If you’ve done considerable work gathering evidence, submitting your demand, and negotiating, you may want to ask the attorney to lower their fee. They may agree, especially if all of the legwork has already been done on your case.

Most personal injury lawyers offer a free consultation to injury victims. When settlement negotiations break down, it costs nothing to have a case evaluation with an experienced attorney.

Beware the Statute of Limitations

The adjuster won’t tell you about the statute of limitations in your state, which is the deadline for filing a personal injury lawsuit. If you haven’t settled your claim or filed a lawsuit before the statutory deadline, you forfeit the right to seek compensation for your injuries.

The adjuster may be dragging out negotiations on purpose, or because they’re lazy and disorganized. You always have the right to consult a personal injury attorney to discuss your options.

Common Insurance Adjuster Characteristics

Insurance companies invest heavily in training their adjusters. After all, the company’s profit margin depends on each adjuster’s ability to settle claims as quickly and cheaply as possible.

You might be dealing with an adjuster from the at-fault driver’s car insurance company, your auto insurance company, or a business owner’s liability insurance company. Every claims adjuster is different, and each has a unique negotiation style.

All adjusters share similar attributes:

  • They get paid to protect the interests of the insurance company
  • They’re not legally obligated to pay the full value of your claim
  • They won’t believe anything you say without evidence to back it up
  • For them, it’s just business

Your adjuster goes into work every day and sees the same claim files on their desk they left the night before. When they close one claim file, another takes its place. Each one of those files represents the victim of a personal injury, likely caused by one of their insureds.

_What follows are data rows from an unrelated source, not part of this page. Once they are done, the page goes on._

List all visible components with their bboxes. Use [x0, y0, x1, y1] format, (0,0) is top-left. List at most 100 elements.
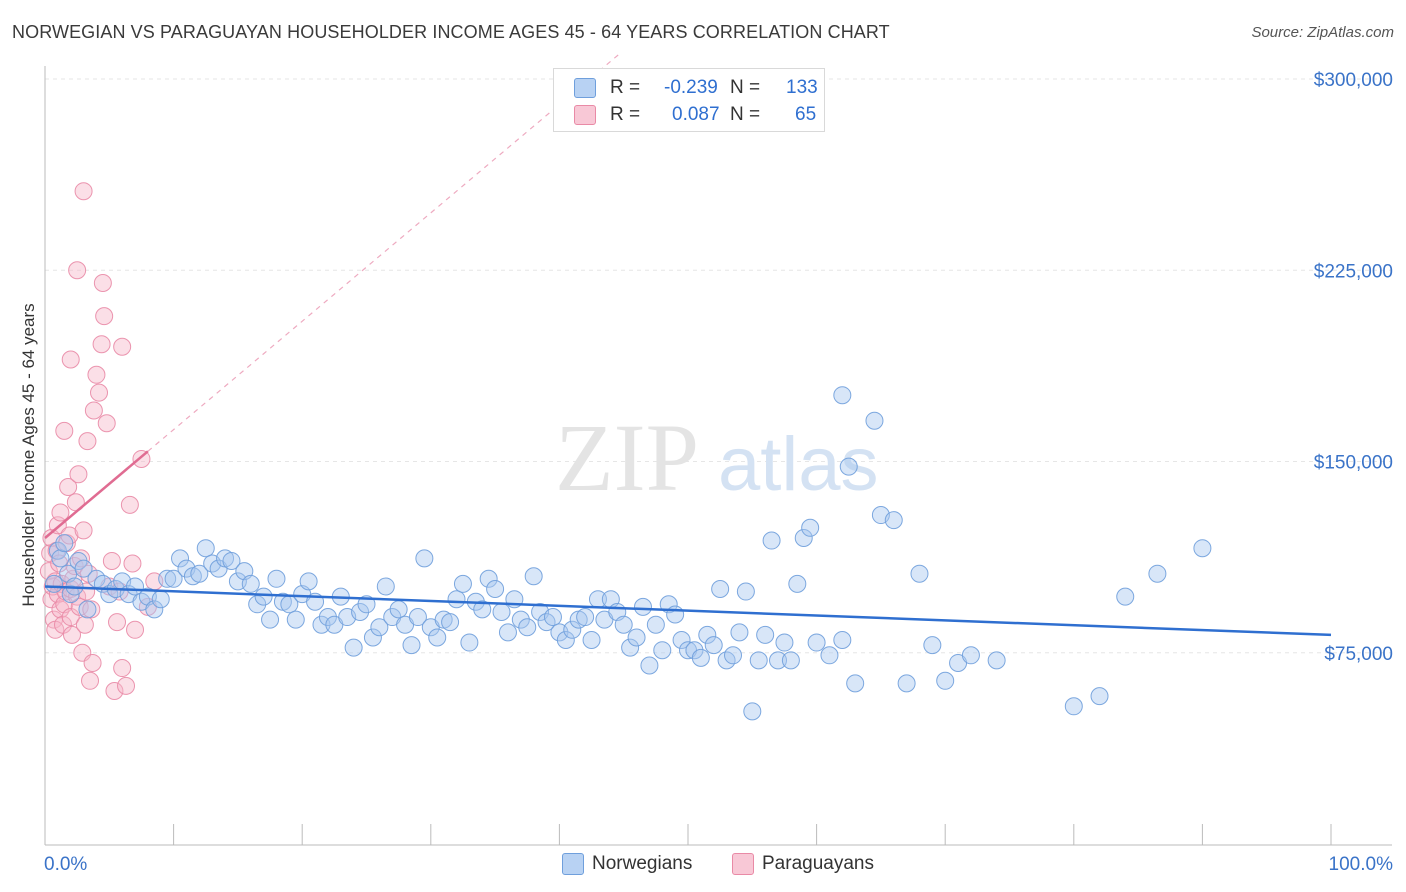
norwegian-point — [1116, 587, 1135, 606]
norwegian-point — [666, 605, 685, 624]
norwegian-point — [1148, 564, 1167, 583]
norwegian-point — [556, 631, 575, 649]
norwegian-point — [576, 608, 595, 627]
norwegian-point — [78, 600, 97, 619]
paraguayan-point — [113, 659, 132, 678]
paraguayan-point — [82, 600, 101, 619]
paraguayan-point — [117, 676, 136, 695]
norwegian-point — [691, 648, 710, 667]
chart-title: NORWEGIAN VS PARAGUAYAN HOUSEHOLDER INCO… — [12, 22, 890, 42]
bottom-legend-swatch-norwegians — [562, 853, 584, 875]
paraguayan-point — [69, 465, 88, 484]
norwegian-point — [453, 574, 472, 593]
paraguayan-point — [68, 261, 87, 280]
paraguayan-point — [87, 365, 106, 384]
norwegian-point — [627, 628, 646, 647]
paraguayan-point — [120, 495, 139, 514]
trend-lines — [44, 53, 1332, 637]
legend-r-label: R = — [610, 104, 641, 125]
norwegian-point — [312, 615, 331, 634]
paraguayan-point — [74, 521, 93, 540]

A claims adjuster spends most of their time on the telephone with injury victims. It’s a high-stress job. Adjusters can be handling up to 100 injury claims at any one time. The clock is always ticking for the adjuster, as their bonus may depend on how fast they can close each claim.

Many adjusters develop a detached negotiating style to prevent the stress from getting to them. They’ve seen and heard it all. Most could care less how the auto accident or slip and fall impacted your life.